The algorithm applies equally well to irrational and rational numbers, right? But, it seems that in the literature, people always confine themselves to the rational case. That is, the initial basis vectors are always like $[101, 394, 5677]$, but never $[\sqrt{2}, \sqrt{345}, \sqrt{13}]$.

One should note that the irrational case is the most generic case, as in the Diophantine approximation problem.

  • $\begingroup$ Maybe, because there are no irrational numbers outside of symbolic computations? $\endgroup$
    – Bort
    Mar 22, 2017 at 14:31

1 Answer 1


I am by no means an expert on LLL, but I have worked with it before. Please correct me if this answer is in some way incorrect.

Define a basis $\beta = \{v_1,v_2,\ldots,v_n\}$ for $\mathbb{R}^n$. Then the lattice $L$ generated by $\beta$ is the set of integer linear combinations of $\beta$:

$$ L = \{ m_1v_1 + \cdots + m_nv_n : m_i \in \mathbb{Z} \} $$

This means the $\beta$-coordinate representation of vectors in $L$ are entirely integers.

The basis $B$ is a set of vectors in $L$ that spans $L$ by integer linear combinations of the vectors in $B$. Since each of the vectors in $B$ are in $L$, they must have integer coordinates with respect to $\beta$, but they may not have integer entries as vectors in $\mathbb{R}^n$.

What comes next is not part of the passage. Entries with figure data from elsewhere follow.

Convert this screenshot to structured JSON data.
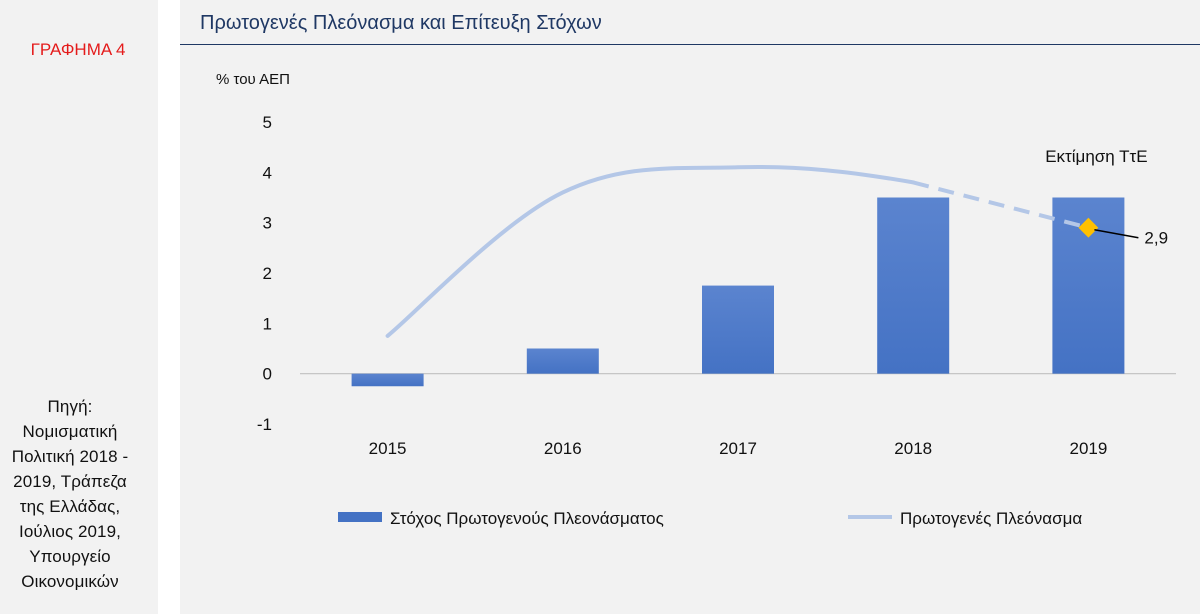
{
  "figure_label": "ΓΡΑΦΗΜΑ 4",
  "source_lines": [
    "Πηγή:",
    "Νομισματική",
    "Πολιτική 2018 -",
    "2019, Τράπεζα",
    "της Ελλάδας,",
    "Ιούλιος 2019,",
    "Υπουργείο",
    "Οικονομικών"
  ],
  "colors": {
    "bar": "#4472c4",
    "line": "#b4c7e7",
    "marker": "#ffc000",
    "title": "#1f3864",
    "label": "#e41b1b"
  },
  "chart_data": {
    "type": "bar",
    "title": "Πρωτογενές Πλεόνασμα και Επίτευξη Στόχων",
    "ylabel": "% του ΑΕΠ",
    "xlabel": "",
    "ylim": [
      -1,
      5
    ],
    "yticks": [
      5,
      4,
      3,
      2,
      1,
      0,
      -1
    ],
    "categories": [
      "2015",
      "2016",
      "2017",
      "2018",
      "2019"
    ],
    "series": [
      {
        "name": "Στόχος Πρωτογενούς Πλεονάσματος",
        "type": "bar",
        "values": [
          -0.25,
          0.5,
          1.75,
          3.5,
          3.5
        ]
      },
      {
        "name": "Πρωτογενές Πλεόνασμα",
        "type": "line",
        "values": [
          0.75,
          3.6,
          4.1,
          3.8,
          2.9
        ],
        "dashed_from_index": 3
      }
    ],
    "annotations": [
      {
        "text": "Εκτίμηση ΤτΕ",
        "category": "2019"
      },
      {
        "text": "2,9",
        "category": "2019",
        "value": 2.9
      }
    ],
    "legend_position": "bottom",
    "grid": false
  }
}
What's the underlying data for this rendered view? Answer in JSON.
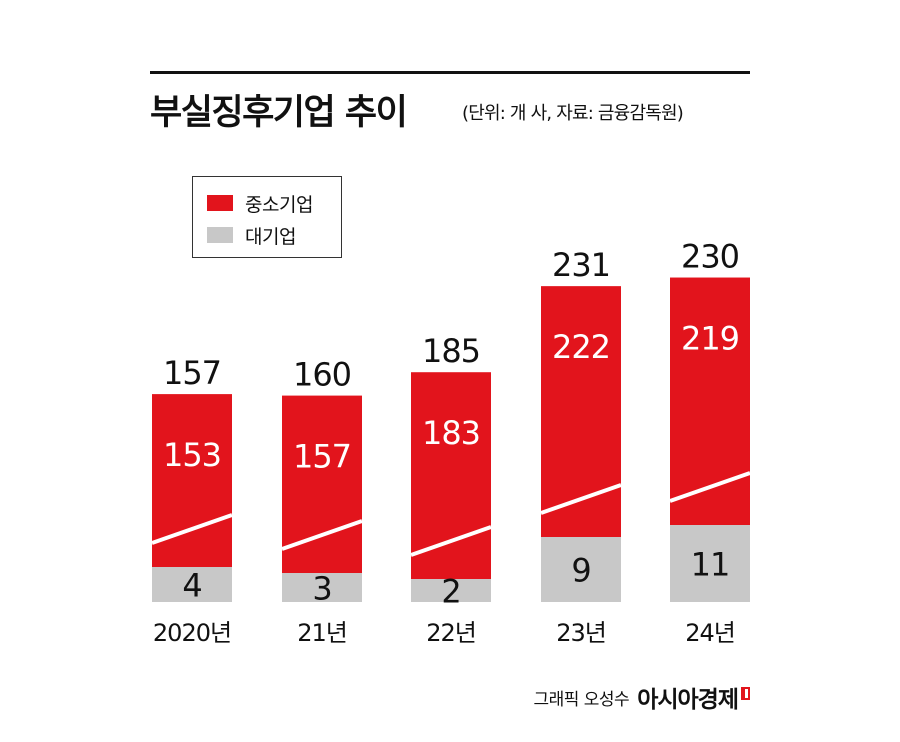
{
  "title": "부실징후기업 추이",
  "subtitle": "(단위: 개 사, 자료: 금융감독원)",
  "credit": "그래픽 오성수",
  "brand": "아시아경제",
  "colors": {
    "sme": "#e2141c",
    "large": "#c8c8c8"
  },
  "chart_data": {
    "type": "bar",
    "stacked": true,
    "categories": [
      "2020년",
      "21년",
      "22년",
      "23년",
      "24년"
    ],
    "series": [
      {
        "name": "대기업",
        "values": [
          4,
          3,
          2,
          9,
          11
        ]
      },
      {
        "name": "중소기업",
        "values": [
          153,
          157,
          183,
          222,
          219
        ]
      }
    ],
    "totals": [
      157,
      160,
      185,
      231,
      230
    ],
    "legend": [
      "중소기업",
      "대기업"
    ],
    "legend_position": "top-left",
    "grid": false
  }
}
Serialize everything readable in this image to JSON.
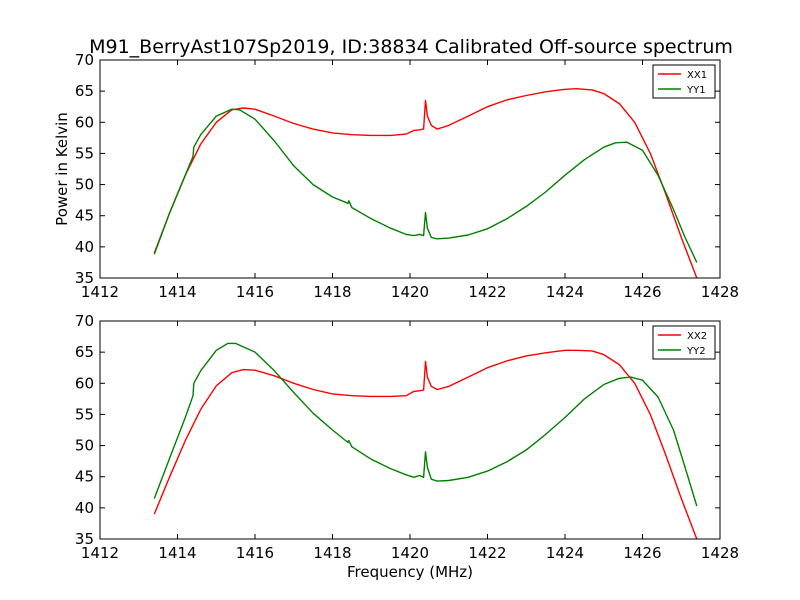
{
  "figure_title": "M91_BerryAst107Sp2019, ID:38834 Calibrated Off-source spectrum",
  "chart_data": [
    {
      "type": "line",
      "title": "M91_BerryAst107Sp2019, ID:38834 Calibrated Off-source spectrum",
      "xlabel": "",
      "ylabel": "Power in Kelvin",
      "xlim": [
        1412,
        1428
      ],
      "ylim": [
        35,
        70
      ],
      "xticks": [
        1412,
        1414,
        1416,
        1418,
        1420,
        1422,
        1424,
        1426,
        1428
      ],
      "yticks": [
        35,
        40,
        45,
        50,
        55,
        60,
        65,
        70
      ],
      "xtick_labels": [
        "1412",
        "1414",
        "1416",
        "1418",
        "1420",
        "1422",
        "1424",
        "1426",
        "1428"
      ],
      "ytick_labels": [
        "35",
        "40",
        "45",
        "50",
        "55",
        "60",
        "65",
        "70"
      ],
      "grid": false,
      "legend_position": "top-right",
      "series": [
        {
          "name": "XX1",
          "color": "#ff0000",
          "x": [
            1413.4,
            1413.8,
            1414.2,
            1414.6,
            1415.0,
            1415.4,
            1415.7,
            1416.0,
            1416.5,
            1417.0,
            1417.5,
            1418.0,
            1418.5,
            1419.0,
            1419.5,
            1419.9,
            1420.1,
            1420.25,
            1420.35,
            1420.4,
            1420.45,
            1420.55,
            1420.7,
            1421.0,
            1421.5,
            1422.0,
            1422.5,
            1423.0,
            1423.5,
            1424.0,
            1424.3,
            1424.7,
            1425.0,
            1425.4,
            1425.8,
            1426.2,
            1426.6,
            1427.0,
            1427.4
          ],
          "y": [
            39.0,
            45.5,
            51.5,
            56.5,
            60.0,
            62.0,
            62.3,
            62.1,
            61.0,
            59.8,
            58.9,
            58.3,
            58.0,
            57.9,
            57.9,
            58.1,
            58.7,
            58.8,
            58.9,
            63.5,
            61.0,
            59.5,
            58.9,
            59.5,
            61.0,
            62.5,
            63.6,
            64.3,
            64.9,
            65.3,
            65.4,
            65.2,
            64.6,
            63.0,
            60.0,
            55.0,
            48.5,
            41.5,
            35.0
          ]
        },
        {
          "name": "YY1",
          "color": "#008000",
          "x": [
            1413.4,
            1413.8,
            1414.2,
            1414.4,
            1414.42,
            1414.6,
            1415.0,
            1415.4,
            1415.6,
            1416.0,
            1416.5,
            1417.0,
            1417.5,
            1418.0,
            1418.4,
            1418.42,
            1418.5,
            1419.0,
            1419.5,
            1419.9,
            1420.1,
            1420.25,
            1420.35,
            1420.4,
            1420.45,
            1420.55,
            1420.7,
            1421.0,
            1421.5,
            1422.0,
            1422.5,
            1423.0,
            1423.5,
            1424.0,
            1424.5,
            1425.0,
            1425.3,
            1425.6,
            1426.0,
            1426.4,
            1426.8,
            1427.1,
            1427.4
          ],
          "y": [
            38.8,
            45.5,
            51.5,
            54.5,
            56.0,
            58.0,
            61.0,
            62.1,
            62.0,
            60.5,
            57.0,
            53.0,
            50.0,
            48.0,
            47.0,
            47.4,
            46.3,
            44.5,
            43.0,
            42.0,
            41.8,
            42.0,
            41.8,
            45.5,
            43.0,
            41.5,
            41.3,
            41.4,
            41.9,
            42.9,
            44.5,
            46.5,
            48.8,
            51.5,
            54.0,
            56.0,
            56.7,
            56.8,
            55.5,
            51.5,
            46.0,
            41.5,
            37.5
          ]
        }
      ]
    },
    {
      "type": "line",
      "title": "",
      "xlabel": "Frequency (MHz)",
      "ylabel": "",
      "xlim": [
        1412,
        1428
      ],
      "ylim": [
        35,
        70
      ],
      "xticks": [
        1412,
        1414,
        1416,
        1418,
        1420,
        1422,
        1424,
        1426,
        1428
      ],
      "yticks": [
        35,
        40,
        45,
        50,
        55,
        60,
        65,
        70
      ],
      "xtick_labels": [
        "1412",
        "1414",
        "1416",
        "1418",
        "1420",
        "1422",
        "1424",
        "1426",
        "1428"
      ],
      "ytick_labels": [
        "35",
        "40",
        "45",
        "50",
        "55",
        "60",
        "65",
        "70"
      ],
      "grid": false,
      "legend_position": "top-right",
      "series": [
        {
          "name": "XX2",
          "color": "#ff0000",
          "x": [
            1413.4,
            1413.8,
            1414.2,
            1414.6,
            1415.0,
            1415.4,
            1415.7,
            1416.0,
            1416.5,
            1417.0,
            1417.5,
            1418.0,
            1418.5,
            1419.0,
            1419.5,
            1419.9,
            1420.1,
            1420.25,
            1420.35,
            1420.4,
            1420.45,
            1420.55,
            1420.7,
            1421.0,
            1421.5,
            1422.0,
            1422.5,
            1423.0,
            1423.5,
            1424.0,
            1424.3,
            1424.7,
            1425.0,
            1425.4,
            1425.8,
            1426.2,
            1426.6,
            1427.0,
            1427.4
          ],
          "y": [
            39.0,
            45.0,
            50.8,
            55.8,
            59.6,
            61.7,
            62.2,
            62.1,
            61.2,
            60.0,
            59.0,
            58.3,
            58.0,
            57.9,
            57.9,
            58.0,
            58.7,
            58.8,
            58.9,
            63.5,
            61.0,
            59.5,
            59.0,
            59.5,
            61.0,
            62.5,
            63.6,
            64.4,
            64.9,
            65.3,
            65.3,
            65.2,
            64.6,
            63.0,
            60.0,
            55.0,
            48.5,
            41.5,
            35.0
          ]
        },
        {
          "name": "YY2",
          "color": "#008000",
          "x": [
            1413.4,
            1413.8,
            1414.2,
            1414.4,
            1414.42,
            1414.6,
            1415.0,
            1415.3,
            1415.5,
            1416.0,
            1416.5,
            1417.0,
            1417.5,
            1418.0,
            1418.4,
            1418.42,
            1418.5,
            1419.0,
            1419.5,
            1419.9,
            1420.1,
            1420.25,
            1420.35,
            1420.4,
            1420.45,
            1420.55,
            1420.7,
            1421.0,
            1421.5,
            1422.0,
            1422.5,
            1423.0,
            1423.5,
            1424.0,
            1424.5,
            1425.0,
            1425.4,
            1425.7,
            1426.0,
            1426.4,
            1426.8,
            1427.1,
            1427.4
          ],
          "y": [
            41.5,
            48.0,
            54.5,
            58.0,
            60.0,
            62.0,
            65.3,
            66.4,
            66.4,
            65.0,
            62.0,
            58.5,
            55.2,
            52.5,
            50.5,
            50.8,
            49.8,
            47.8,
            46.3,
            45.3,
            44.9,
            45.2,
            44.9,
            49.0,
            46.5,
            44.6,
            44.3,
            44.4,
            44.9,
            45.9,
            47.4,
            49.3,
            51.8,
            54.5,
            57.5,
            59.8,
            60.8,
            61.0,
            60.5,
            57.8,
            52.5,
            46.5,
            40.3
          ]
        }
      ]
    }
  ]
}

To make this concrete, consider the lattice $L$ spanned by $\beta = \{ (\sqrt{2},0), (0,\sqrt{3}) \}$. Then $B = \{(\sqrt{2},0),(\sqrt{2},\sqrt{3}) \}$ is a basis for $L$. Note that the vectors in $B$ have irrational entries. The coordinates of $(\sqrt{2},0)$ in the basis $\beta$ is $(1,0)$ and the coordinates of $(\sqrt{2},\sqrt{3})$ in $\beta$ is $(1,1)$. So while the vectors in $B$ do not have integer values, they do have integer coordinates with respect to the basis $\beta$.